Any of the major monolines are absolutely fine to deal with, have good customer service and tend to be agressive with rates and keeping customers happy in order to win market share.
If you're renewing it doesn't hurt to talk to a broker and rate compare. Your current lender may have the best rate, they may not. If someone else beats them you can always show your existing lender the rate and ask them to better it.
Also, if your mortgage doesn't secure a collateral charge (secured line of credit) many lenders offer a zero fee transfer (no legal costs), although your existing lender will charge you a discharge fee and document fees (Big 5 banks charge for mortgage payout statements just like almost all lenders, sometimes they even are "accidentally" slow issuing the payout statement to the new lender so the client misses their maturity date to transfer).

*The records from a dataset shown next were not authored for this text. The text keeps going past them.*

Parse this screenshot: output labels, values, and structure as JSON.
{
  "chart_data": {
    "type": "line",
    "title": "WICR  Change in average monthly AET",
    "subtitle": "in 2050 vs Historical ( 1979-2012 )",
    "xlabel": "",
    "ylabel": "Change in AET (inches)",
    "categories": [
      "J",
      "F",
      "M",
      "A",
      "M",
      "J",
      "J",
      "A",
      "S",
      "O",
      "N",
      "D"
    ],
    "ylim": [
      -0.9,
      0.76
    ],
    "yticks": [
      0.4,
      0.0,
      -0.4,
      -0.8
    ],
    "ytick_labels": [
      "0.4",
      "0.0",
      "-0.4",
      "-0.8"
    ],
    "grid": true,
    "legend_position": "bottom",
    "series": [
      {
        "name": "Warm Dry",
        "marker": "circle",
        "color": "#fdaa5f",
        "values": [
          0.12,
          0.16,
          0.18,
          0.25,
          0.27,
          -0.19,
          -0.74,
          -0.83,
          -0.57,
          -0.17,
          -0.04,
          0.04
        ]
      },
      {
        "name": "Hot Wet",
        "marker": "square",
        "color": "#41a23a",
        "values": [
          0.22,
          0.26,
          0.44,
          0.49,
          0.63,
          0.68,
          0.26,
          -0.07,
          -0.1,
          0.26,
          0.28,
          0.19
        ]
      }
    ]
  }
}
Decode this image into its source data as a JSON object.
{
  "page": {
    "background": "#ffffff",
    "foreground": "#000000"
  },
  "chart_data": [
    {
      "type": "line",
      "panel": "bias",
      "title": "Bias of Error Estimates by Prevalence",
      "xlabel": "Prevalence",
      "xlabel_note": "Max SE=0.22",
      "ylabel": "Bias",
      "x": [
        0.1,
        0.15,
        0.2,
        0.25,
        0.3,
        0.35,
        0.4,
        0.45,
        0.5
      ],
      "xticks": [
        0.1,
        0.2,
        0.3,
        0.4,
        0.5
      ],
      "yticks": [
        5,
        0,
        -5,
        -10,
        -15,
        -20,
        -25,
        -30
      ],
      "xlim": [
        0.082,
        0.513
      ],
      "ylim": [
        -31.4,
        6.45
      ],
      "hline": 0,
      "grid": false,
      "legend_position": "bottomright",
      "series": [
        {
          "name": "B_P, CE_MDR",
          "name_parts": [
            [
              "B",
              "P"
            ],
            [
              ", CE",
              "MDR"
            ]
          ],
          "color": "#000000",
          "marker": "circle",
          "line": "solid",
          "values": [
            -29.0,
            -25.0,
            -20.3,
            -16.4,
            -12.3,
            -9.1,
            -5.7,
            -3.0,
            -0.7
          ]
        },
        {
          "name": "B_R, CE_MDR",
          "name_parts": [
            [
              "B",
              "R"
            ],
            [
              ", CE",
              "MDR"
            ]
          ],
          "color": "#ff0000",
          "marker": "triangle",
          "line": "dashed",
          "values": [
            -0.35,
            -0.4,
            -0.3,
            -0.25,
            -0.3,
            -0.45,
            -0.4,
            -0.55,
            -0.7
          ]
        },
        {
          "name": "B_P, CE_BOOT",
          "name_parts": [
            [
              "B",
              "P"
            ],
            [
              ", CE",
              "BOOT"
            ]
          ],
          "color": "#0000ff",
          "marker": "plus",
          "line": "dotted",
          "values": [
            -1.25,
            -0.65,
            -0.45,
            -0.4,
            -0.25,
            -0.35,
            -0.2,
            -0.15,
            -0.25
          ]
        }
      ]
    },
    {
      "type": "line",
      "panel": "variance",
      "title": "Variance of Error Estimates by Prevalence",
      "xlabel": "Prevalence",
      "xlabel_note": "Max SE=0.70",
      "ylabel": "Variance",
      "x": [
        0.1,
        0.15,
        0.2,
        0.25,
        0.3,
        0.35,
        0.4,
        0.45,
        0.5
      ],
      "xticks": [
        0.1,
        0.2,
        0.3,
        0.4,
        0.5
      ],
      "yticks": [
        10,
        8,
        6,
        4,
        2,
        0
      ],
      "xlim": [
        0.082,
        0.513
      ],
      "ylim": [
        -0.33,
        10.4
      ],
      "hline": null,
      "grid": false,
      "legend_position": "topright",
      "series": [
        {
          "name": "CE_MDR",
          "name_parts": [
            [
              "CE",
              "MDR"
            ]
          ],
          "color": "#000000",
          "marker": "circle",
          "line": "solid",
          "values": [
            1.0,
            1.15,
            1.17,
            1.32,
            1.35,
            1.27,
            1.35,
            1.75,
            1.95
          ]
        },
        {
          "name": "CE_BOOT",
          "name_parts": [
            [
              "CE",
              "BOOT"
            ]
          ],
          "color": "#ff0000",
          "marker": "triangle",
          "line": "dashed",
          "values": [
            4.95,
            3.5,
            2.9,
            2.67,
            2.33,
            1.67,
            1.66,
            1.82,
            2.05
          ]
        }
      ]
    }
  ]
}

Additionally if you have or previously had a High Ratio mortgage where you as the client paid a mortgage insurance fee (even if you're loan to value is now below 80%, as long as you haven't refi'd since then) you can transfer it qualifying at contract rate (around low 2% right now), instead of the now federally mandated benchmark rate of 4.64% which opens up some options for some people that are at the limit for debt servicing.
To say you get what you pay for at a big 5 is a bit of a naieve statement as there are many monoline options, as well as non big 5 banks, that offer comparable or better service and products. Like anything in life it generally pays to shop around. Rates move around all the time, there isn't one lender that is always better.
Everyone gets clients who don't like their current lender, if you move around in the industry you'll find it's pretty much the same wherever you are (monolines fund their mortgages with Big 5 funds as investors anyway).